18F-FDopa PET imaging of gliomas is routinely interpreted with standardized uptake value (SUV)-derived indices. This study aimed to determine the added value of dynamic 18F-FDopa PET parameters for predicting the molecular features of newly diagnosed gliomas.

Methods

We retrospectively included 58 patients having undergone an 18F-FDopa PET for establishing the initial diagnosis of gliomas, whose molecular features were additionally characterized according to the WHO 2016 classification. Dynamic parameters, involving time-to-peak (TTP) values and curve slopes, were tested for the prediction of glioma types in addition to current static parameters, i.e., tumor-to-normal brain or tumor-to-striatum SUV ratios and metabolic tumor volume (MTV).

Results

There were 21 IDH mutant without 1p/19q co-deletion (IDH+/1p19q−) gliomas, 16 IDH mutants with 1p/19q co-deletion (IDH+/1p19q+) gliomas, and 21 IDH wildtype (IDH−) gliomas. Dynamic parameters enabled differentiating the gliomas according to these molecular features, whereas static parameters did not. In particular, a longer TTP was the single best independent predictor for identifying (1) IDH mutation status (area under the curve (AUC) of 0.789, global accuracy of 74% for the criterion of a TTP ≥ 5.4 min) and (2) 1p/19q co-deletion status (AUC of 0.679, global accuracy of 69% for the criterion of a TTP ≥ 6.9 min).
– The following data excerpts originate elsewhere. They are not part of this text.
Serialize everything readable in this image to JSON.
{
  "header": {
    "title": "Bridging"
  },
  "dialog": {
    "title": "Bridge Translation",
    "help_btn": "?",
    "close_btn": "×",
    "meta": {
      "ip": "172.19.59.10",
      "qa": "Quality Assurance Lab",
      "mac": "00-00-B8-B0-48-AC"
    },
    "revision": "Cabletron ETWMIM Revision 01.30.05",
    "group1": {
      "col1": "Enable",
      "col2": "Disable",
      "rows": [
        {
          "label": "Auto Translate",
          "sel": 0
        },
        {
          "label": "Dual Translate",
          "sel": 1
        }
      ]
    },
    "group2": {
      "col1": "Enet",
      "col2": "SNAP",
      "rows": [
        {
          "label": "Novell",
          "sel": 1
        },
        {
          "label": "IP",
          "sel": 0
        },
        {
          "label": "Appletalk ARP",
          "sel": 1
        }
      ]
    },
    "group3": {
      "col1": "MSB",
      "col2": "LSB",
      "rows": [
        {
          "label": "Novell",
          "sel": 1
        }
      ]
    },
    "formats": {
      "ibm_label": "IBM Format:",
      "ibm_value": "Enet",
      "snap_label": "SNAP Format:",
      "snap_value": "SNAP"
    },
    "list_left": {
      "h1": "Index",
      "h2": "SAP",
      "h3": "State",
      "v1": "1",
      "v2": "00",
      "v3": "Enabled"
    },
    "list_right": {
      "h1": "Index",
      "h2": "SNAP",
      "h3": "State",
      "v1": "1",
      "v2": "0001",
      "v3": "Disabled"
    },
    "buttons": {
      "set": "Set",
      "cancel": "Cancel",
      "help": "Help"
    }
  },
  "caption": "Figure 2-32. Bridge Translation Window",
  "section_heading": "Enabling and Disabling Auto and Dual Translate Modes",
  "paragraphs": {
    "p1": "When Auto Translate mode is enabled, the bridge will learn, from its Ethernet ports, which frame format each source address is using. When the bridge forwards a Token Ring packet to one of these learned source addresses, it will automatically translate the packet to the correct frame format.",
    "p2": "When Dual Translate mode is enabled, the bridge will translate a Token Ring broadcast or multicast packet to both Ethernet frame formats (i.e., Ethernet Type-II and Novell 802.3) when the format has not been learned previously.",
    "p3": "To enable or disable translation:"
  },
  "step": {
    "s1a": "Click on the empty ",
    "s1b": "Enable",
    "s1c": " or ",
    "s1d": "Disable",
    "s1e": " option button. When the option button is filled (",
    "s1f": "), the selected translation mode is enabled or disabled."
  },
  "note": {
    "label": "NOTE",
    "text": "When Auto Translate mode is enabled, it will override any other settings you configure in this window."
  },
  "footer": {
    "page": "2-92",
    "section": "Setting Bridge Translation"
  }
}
Moreover, the TTP from IDH− gliomas was significantly shorter than those from both IDH+/1p19q− and IDH+/1p19q+ (p ≤ 0.007).

Conclusion

Prediction of the molecular features of newly diagnosed gliomas with 18F-FDopa PET and especially of the presence or not of an IDH mutation, may be obtained with dynamic but not with current static uptake parameters.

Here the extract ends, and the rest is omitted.